Terrified of “Returns” - Help me!

It’s not a fallacy, so you cannot prove it to be.

Then why was the project not viable at 15% WACC and 20% IRR?

It _ is _ viable at 15% WACC and 20% IRR.

When you get the cash flows from the project, you pay down the principal on the loan.

If you choose not to pay down the principal on the loan, then you have to modify your definition of the “project”, because you’re assuming that the cash flow is still invested.

Yes but at 15% WACC my total principle with interest turned out to be $152 and my project’s cash flows turned out to be $150 at 20% IRR. So I did not make enough to pay back the loan.

I’m just trying to piece the puzzle in a logical manner

What did you do with the cash flow of $40?

I followed the steps you stated in your original post.

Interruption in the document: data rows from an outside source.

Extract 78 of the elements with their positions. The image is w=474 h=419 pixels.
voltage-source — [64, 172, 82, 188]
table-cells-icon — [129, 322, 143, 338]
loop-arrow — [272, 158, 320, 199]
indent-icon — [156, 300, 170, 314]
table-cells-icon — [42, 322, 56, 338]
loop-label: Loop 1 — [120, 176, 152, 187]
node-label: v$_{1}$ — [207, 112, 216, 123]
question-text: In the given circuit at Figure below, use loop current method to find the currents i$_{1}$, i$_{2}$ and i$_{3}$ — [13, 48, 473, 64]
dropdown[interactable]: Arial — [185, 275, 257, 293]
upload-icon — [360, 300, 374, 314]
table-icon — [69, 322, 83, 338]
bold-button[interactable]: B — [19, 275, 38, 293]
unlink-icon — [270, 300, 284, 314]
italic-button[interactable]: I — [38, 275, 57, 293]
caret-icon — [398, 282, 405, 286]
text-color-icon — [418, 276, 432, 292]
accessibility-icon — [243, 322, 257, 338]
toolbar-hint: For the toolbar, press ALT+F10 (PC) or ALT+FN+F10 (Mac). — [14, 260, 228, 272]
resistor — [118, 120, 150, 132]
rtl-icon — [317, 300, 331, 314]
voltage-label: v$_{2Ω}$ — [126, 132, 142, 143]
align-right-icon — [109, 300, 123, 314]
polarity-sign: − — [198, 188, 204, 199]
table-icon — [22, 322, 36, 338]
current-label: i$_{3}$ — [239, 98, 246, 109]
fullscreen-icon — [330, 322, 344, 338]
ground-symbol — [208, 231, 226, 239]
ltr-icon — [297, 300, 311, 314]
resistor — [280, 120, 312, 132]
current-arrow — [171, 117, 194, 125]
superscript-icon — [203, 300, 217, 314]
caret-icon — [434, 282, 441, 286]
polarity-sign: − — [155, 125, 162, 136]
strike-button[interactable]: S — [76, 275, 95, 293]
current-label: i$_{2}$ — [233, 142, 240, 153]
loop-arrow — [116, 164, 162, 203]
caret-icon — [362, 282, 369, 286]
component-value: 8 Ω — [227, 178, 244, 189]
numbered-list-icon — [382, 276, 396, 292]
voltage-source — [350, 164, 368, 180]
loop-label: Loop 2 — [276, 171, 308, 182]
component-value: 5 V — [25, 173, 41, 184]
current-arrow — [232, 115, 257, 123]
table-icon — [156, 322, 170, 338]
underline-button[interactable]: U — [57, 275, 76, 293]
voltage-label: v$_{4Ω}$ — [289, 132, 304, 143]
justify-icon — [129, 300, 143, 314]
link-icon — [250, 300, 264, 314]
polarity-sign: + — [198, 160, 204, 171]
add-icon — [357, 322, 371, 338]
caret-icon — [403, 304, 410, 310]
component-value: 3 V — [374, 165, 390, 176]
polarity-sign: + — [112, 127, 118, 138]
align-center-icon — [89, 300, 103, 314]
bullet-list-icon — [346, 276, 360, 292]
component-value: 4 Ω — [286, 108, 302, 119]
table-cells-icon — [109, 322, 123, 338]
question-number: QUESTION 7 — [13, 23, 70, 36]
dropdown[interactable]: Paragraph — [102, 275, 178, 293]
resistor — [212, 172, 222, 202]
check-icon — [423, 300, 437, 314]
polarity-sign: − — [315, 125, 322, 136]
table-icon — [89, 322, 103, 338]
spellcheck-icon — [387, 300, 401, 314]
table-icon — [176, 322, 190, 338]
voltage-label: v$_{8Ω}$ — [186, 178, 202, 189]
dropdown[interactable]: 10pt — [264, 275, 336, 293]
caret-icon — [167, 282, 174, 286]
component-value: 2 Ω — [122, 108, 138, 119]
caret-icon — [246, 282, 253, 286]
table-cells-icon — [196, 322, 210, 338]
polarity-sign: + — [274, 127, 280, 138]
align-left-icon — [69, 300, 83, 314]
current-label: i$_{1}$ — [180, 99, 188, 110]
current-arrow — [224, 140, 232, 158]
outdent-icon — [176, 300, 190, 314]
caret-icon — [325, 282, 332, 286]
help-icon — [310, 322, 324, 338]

The money extracted was put in my pocket and the remaining amount was compounded, so the simulation was as you stated:

Year 0: Deposit $100 I borrowed at 15%

Year 1: $100 became $120, and then I extracted $40. Therefore there’s a remaining $80 in the bank that will be compounded at 20%, and the $40 in my pocket will not be compounded.

Year 2: $80 became $96 and from the $96 I extracted $30. Therefore there’s $66 in the bank that will be compounded at 20%, and there’s $30 in my pocket that won’t be compounded.

Year 3: The $66 became $80 and then I cashed out the $80 and closed the account.

Are you implying that the money I put in my pocket should have been reinvested at the IRR? So the $40 should have been compounded 2 more years at 20%?

40(1+20%)(1+20%) => 57.6

30(1+20%) => 36

80 (no compounding) => 80

57.6 + 36 + 80 => 173.6

now this makes sense, thank you Magician!

IRR assumes returns are reinvested at the IRR. So it doesn’t work if you pocket it early. So to get the expected result you either need to reinvest at irr and then check, or if you don’t have other possible projects with such return, you need to repay principal and then check (even though that would be equivalent to investing @10%).

Thank you as well Nenorr for the further elaboration (:

You’re quite welcome.

You can reinvest it at the IRR (which is usually unrealistic), or you can pay down the principal on your loan.

Sticking it under the mattress (or in your pocket) makes no sense.